Church president Joe Cresta says that the paintings were discovered to be missing when a member of the congregation, Janine Fabiano, was taking down the Christmas decorations in the church sanctuary last winter. He said that when the Christmas wreaths are put up every year the paintings are taken down and stored in a closet. When Fabiano went to retrieve the paintings to put them back up last winter, they were gone.

Church members believe that a man may have entered the church one day last December while an outside group was renting the church hall for a class. It is believed that he entered the church the same way as the people in the class and then hid in a stairwell until the group left.

The next day, Cresta found significant damage to the old wooden interior doors in an apparent attempt to gain access to the church sanctuary. It is believed that the thief may have climbed the stairs to the balcony, which had a faulty lock and then dropped into the sanctuary from there. The closet where the paintings were discovered missing is on that balcony.

“That morning, when I walked into the church, I found that the person also took some wine and some food from the cabinets,” Cresta said. Wakefield Police were called and took a report on the thefts.

Cresta and other members of the congregation will only say that they have a possible suspect in mind, but don’t want to say anything that might compromise their ability to get the paintings back.

“We’re not looking to press charges,” Fabiano says. “We just want them back.”

Deputy Police Chief Craig Calabrese said that it was hard to say if the church thefts and the library thefts were related due to the six month gap in the reports of the two incidents.

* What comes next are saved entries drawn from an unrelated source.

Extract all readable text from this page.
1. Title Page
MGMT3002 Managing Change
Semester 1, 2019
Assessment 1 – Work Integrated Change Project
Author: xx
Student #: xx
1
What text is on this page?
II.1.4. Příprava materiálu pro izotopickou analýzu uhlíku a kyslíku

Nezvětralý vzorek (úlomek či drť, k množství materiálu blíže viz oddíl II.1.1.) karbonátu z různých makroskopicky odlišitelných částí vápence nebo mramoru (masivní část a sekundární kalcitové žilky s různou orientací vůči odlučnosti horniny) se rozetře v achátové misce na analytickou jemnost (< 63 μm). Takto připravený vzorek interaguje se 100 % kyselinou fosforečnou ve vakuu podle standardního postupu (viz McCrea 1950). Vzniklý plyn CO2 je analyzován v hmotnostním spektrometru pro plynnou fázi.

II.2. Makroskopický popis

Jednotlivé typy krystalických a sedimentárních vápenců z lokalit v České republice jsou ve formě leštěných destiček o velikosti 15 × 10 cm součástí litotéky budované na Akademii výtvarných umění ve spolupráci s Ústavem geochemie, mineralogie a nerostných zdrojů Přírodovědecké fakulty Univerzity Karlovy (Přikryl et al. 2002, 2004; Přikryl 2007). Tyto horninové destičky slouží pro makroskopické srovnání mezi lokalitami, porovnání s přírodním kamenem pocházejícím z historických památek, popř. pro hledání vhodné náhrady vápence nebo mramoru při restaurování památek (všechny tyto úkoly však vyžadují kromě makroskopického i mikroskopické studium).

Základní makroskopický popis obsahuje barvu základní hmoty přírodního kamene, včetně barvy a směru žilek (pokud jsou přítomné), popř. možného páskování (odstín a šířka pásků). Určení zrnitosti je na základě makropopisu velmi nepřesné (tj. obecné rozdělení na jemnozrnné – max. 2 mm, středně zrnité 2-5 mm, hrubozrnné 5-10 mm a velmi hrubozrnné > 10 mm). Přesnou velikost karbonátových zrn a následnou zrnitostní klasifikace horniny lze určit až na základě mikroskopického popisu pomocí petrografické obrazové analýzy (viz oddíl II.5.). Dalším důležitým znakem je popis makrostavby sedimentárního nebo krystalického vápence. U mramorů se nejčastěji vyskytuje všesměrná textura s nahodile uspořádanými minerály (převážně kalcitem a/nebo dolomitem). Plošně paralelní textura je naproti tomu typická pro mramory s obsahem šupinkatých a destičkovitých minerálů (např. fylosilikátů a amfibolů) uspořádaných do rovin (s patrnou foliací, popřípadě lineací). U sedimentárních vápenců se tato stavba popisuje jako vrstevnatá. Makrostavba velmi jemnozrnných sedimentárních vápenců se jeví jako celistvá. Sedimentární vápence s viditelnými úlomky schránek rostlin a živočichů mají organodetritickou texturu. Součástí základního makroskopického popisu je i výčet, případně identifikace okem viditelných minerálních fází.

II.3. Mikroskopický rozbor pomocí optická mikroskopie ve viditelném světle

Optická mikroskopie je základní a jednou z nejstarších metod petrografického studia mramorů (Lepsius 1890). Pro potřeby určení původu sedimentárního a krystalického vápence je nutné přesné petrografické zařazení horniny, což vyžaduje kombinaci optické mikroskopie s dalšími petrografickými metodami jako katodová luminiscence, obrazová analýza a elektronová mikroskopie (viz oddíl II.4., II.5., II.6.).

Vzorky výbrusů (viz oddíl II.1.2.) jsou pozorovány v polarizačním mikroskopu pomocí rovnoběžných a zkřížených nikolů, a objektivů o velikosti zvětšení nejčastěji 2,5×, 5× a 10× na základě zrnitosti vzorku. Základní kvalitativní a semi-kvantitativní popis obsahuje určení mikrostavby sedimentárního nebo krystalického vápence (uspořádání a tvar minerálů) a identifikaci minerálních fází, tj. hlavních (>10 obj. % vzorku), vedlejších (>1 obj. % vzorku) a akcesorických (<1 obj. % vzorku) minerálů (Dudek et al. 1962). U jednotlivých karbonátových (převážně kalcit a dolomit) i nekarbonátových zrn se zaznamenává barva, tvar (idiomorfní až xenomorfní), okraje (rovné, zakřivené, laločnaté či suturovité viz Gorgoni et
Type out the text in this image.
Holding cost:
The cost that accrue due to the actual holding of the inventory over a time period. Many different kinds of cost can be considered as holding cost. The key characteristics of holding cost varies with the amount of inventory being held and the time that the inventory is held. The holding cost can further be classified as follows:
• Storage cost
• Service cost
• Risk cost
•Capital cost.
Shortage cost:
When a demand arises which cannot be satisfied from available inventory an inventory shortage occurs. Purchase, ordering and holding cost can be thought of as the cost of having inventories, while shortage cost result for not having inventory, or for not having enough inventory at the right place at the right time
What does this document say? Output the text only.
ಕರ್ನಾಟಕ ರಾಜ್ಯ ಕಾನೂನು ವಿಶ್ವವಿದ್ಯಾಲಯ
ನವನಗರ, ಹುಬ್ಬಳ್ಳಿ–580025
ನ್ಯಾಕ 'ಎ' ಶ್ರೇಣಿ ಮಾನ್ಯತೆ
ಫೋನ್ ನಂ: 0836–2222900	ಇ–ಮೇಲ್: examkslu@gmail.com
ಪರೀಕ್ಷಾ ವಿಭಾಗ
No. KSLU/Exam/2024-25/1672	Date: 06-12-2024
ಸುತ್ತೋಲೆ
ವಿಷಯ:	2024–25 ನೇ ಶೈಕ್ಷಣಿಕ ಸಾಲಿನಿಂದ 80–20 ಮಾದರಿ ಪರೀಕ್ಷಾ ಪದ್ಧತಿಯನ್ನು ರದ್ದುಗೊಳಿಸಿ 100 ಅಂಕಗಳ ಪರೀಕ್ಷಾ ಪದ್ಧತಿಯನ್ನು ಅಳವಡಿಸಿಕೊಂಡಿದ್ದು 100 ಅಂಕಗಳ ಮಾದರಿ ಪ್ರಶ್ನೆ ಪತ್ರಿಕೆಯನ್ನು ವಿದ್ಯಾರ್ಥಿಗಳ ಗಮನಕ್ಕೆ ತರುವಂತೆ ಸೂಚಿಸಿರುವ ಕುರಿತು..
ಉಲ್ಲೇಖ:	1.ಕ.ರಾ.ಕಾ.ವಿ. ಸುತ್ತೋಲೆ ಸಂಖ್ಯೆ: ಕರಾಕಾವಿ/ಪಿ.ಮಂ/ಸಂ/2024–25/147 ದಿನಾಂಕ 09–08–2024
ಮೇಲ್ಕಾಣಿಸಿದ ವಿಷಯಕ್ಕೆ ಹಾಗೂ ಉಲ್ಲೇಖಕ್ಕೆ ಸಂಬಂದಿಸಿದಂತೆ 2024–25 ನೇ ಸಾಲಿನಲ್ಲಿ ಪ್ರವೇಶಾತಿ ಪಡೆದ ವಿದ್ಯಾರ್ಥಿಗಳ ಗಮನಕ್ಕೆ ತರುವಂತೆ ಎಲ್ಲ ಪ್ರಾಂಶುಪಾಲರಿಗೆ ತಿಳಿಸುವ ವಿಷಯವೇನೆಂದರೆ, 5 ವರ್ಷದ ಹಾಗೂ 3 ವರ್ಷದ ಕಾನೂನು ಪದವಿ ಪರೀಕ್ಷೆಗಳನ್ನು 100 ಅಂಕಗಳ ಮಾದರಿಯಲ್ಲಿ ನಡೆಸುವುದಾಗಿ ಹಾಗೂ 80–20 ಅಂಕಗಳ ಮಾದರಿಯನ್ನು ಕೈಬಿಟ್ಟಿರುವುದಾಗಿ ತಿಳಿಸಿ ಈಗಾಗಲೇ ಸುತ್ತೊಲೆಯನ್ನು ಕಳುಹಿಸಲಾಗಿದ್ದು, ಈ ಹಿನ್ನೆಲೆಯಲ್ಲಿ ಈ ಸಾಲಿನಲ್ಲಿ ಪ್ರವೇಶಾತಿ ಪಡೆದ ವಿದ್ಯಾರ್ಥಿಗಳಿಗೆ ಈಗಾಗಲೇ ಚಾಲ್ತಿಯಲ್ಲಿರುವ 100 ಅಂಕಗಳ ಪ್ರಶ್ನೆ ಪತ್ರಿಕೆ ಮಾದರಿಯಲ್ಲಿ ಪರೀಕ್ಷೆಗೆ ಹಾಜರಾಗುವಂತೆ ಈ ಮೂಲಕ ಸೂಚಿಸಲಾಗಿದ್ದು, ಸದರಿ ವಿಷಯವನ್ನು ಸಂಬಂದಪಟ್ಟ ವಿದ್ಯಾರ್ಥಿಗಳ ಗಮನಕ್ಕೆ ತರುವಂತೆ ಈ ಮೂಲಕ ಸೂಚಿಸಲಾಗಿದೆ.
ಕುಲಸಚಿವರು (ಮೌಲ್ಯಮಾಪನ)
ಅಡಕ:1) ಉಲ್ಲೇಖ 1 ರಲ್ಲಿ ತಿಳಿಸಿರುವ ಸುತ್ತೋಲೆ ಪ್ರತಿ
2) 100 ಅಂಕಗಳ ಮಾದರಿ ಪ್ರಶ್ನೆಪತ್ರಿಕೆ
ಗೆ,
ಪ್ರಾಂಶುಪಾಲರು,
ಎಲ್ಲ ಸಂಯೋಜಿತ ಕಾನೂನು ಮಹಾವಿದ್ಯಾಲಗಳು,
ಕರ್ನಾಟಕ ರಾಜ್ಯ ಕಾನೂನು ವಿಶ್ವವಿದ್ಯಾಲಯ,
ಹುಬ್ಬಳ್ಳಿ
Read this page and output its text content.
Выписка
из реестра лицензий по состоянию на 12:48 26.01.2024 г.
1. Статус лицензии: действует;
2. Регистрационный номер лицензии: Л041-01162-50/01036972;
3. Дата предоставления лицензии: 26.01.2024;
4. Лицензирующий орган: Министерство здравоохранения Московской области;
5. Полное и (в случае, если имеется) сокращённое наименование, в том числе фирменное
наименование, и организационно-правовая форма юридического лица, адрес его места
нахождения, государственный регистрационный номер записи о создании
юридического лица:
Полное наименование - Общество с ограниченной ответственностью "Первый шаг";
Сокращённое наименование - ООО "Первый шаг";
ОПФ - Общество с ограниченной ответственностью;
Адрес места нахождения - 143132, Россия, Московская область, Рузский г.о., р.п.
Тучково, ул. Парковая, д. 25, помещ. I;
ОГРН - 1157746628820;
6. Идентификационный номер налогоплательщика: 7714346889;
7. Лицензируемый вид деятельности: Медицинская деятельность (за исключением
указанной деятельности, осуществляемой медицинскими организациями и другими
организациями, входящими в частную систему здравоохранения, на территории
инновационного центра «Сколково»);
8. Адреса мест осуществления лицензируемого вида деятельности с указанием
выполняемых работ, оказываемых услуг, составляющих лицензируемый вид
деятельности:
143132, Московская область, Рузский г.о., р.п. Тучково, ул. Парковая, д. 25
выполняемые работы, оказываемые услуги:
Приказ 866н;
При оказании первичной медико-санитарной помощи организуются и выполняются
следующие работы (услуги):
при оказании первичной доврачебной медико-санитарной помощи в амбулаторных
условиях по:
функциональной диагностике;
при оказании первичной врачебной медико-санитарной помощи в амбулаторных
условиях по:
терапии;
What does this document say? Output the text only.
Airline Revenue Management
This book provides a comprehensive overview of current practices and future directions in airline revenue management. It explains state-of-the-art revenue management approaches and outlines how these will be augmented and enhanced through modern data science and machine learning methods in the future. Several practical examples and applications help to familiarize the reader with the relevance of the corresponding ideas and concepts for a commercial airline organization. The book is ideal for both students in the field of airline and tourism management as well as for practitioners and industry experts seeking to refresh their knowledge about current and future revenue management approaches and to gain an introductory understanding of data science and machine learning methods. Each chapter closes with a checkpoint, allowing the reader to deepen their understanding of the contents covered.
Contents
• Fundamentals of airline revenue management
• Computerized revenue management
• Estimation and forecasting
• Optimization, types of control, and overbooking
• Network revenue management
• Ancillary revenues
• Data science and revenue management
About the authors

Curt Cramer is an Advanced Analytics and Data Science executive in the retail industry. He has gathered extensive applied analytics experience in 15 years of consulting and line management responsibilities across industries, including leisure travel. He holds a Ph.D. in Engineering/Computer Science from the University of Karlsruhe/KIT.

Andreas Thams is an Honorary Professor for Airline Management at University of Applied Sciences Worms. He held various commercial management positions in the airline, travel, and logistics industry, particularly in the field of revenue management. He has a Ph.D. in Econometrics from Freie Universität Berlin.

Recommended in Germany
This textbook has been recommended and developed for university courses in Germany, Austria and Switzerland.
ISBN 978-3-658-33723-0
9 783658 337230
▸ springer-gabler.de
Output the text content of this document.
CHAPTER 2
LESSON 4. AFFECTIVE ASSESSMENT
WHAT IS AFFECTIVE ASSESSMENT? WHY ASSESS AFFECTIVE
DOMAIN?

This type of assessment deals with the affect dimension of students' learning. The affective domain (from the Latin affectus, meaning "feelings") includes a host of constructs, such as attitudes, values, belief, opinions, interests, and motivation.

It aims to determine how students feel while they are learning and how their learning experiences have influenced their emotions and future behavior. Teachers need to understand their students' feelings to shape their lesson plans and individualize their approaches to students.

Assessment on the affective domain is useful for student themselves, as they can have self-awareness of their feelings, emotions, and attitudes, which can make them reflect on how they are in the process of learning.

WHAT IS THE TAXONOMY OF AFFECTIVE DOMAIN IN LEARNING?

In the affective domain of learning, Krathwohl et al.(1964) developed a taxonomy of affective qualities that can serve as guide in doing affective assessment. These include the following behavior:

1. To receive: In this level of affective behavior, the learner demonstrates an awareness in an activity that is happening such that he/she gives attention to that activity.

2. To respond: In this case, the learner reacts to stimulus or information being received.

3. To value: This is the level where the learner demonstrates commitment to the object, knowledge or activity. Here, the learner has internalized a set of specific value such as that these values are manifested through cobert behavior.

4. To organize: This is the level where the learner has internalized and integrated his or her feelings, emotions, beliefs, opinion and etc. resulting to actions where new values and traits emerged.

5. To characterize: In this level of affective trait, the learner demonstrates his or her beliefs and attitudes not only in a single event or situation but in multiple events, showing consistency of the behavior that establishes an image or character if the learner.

It goes without saying that none of the paintings missing from the church or the library comes anywhere near the quality and value of Rembrandt’s “Storm on the Sea of Galilee” or Vermeer’s “The Concert,” two of the masterpieces stolen in 1990 from Boston’s Isabella Stewart Gardner Museum in the largest art theft in history.

But still, these paintings have a value to their local owners that goes beyond money and artistic merit.

“The sad thing is that the paintings are not particularly good or valuable,” said church member Elizabeth Lowry, who cleaned and restored the paintings the year before they vanished. “They are of significance to the congregation because one of the paintings is of the old Boardman House where the first members used to meet before they built the church.”

Cresta also laments the void that the thefts have left.

“They are certainly part of the history of the church and they’ve been there for so long,” Cresta said.

Anyone with any information that could lead to the recovery of the paintings is asked to contact the Wakefield Police, Beebe Library or the Unitarian Universalist Church.